Facebook Pixel

Rücklagen

Rechtsquellen

Die Positionen Kapital- bzw. Gewinnrücklage werden im Handelsgesetzbuch unter § 266 als Teil des bilanziellen Eigenkapitals beschreiben.

Begriff

Man unterscheidet zwischen Kapital- und Gewinnrücklage:

  • Die Kapitalrücklage ist die zweite Position im Gliederungsschema des Eigenkapitals unter § 266 HGB. Auch hier handelt es sich um Eigenkapital, das von den Gesellschaftern von aussen einbezahlt wurde. Diese Kapital ist allerdings nicht mit Stimm- bzw. Gewinnrechten verknüpft.
  • Gewinnrücklagen sind ebenfalls Teile des bilanziellen Eigenkapitals. Sie entstehen aus Jahresüberschüssen, die nicht an die Eigner ausgeschüttelt, sondern im Eigenkapital belassen werden. Es handelt sich um sogenannte thesaurierte Gewinne.

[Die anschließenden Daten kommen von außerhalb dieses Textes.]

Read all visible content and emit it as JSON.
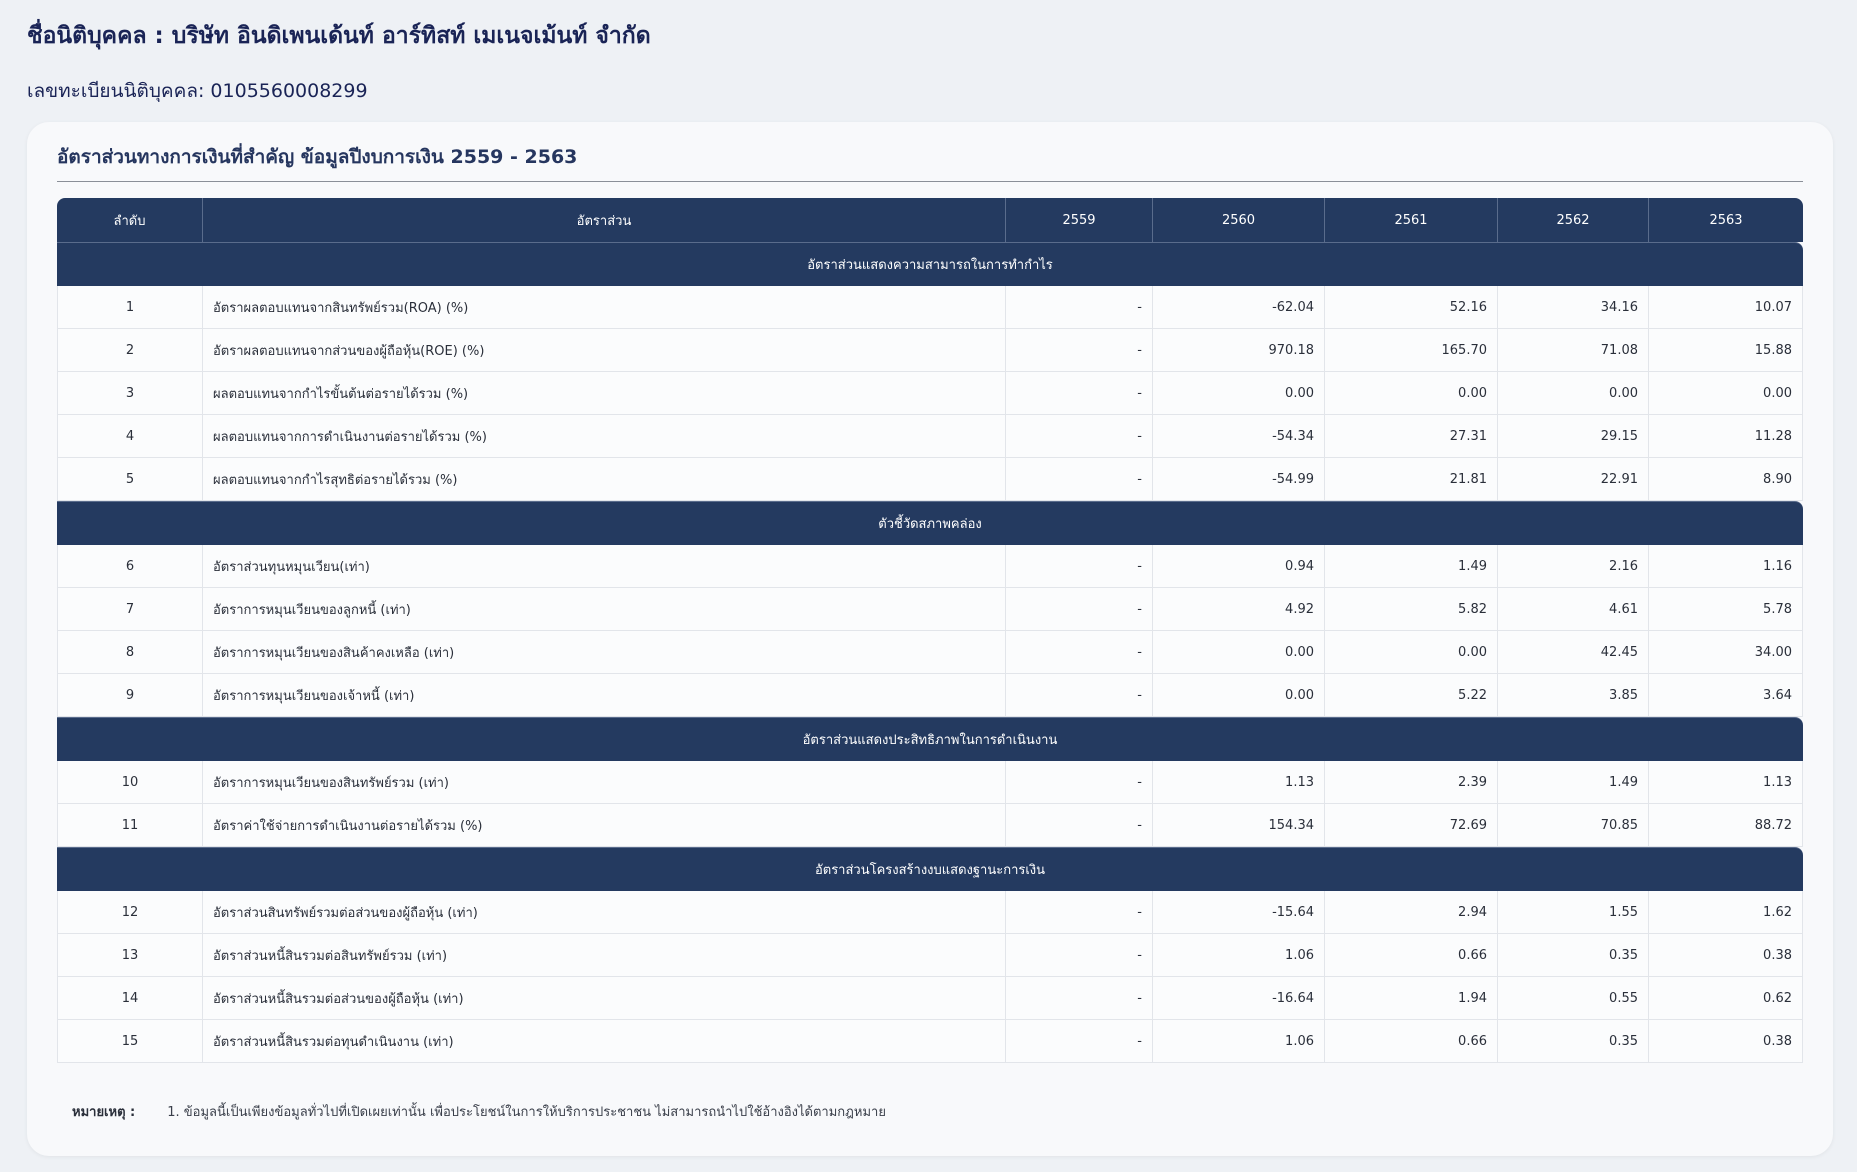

Kapitalrücklagen entstehen, wenn Anteilsscheine am Unternehmen (Aktien, GmbH Anteile) über ihrem Nennwert an die Gesellschafter ausgegeben werden. Auch eine Kapitalerhöhung, bei der die Stimm- und Gewinnrechte der bisherigen Gesellschafter unverändert bleiben sollen, kann in Form einer Erhöhung der Kapitalrücklage erfolgen.

Gewinnrücklagen erhöhen das Eigenkapital. Je höher die Gewinnrücklagen sind, desto eher besteht in Verlustjahren ein Schutz vor bilanzieller Überschuldung des Unternehmens. Eine gesetzliche Pflicht zur Bildung einer Rücklage (gesetzliche Rücklage) existiert allerdings nur bei der Aktiengesellschaft.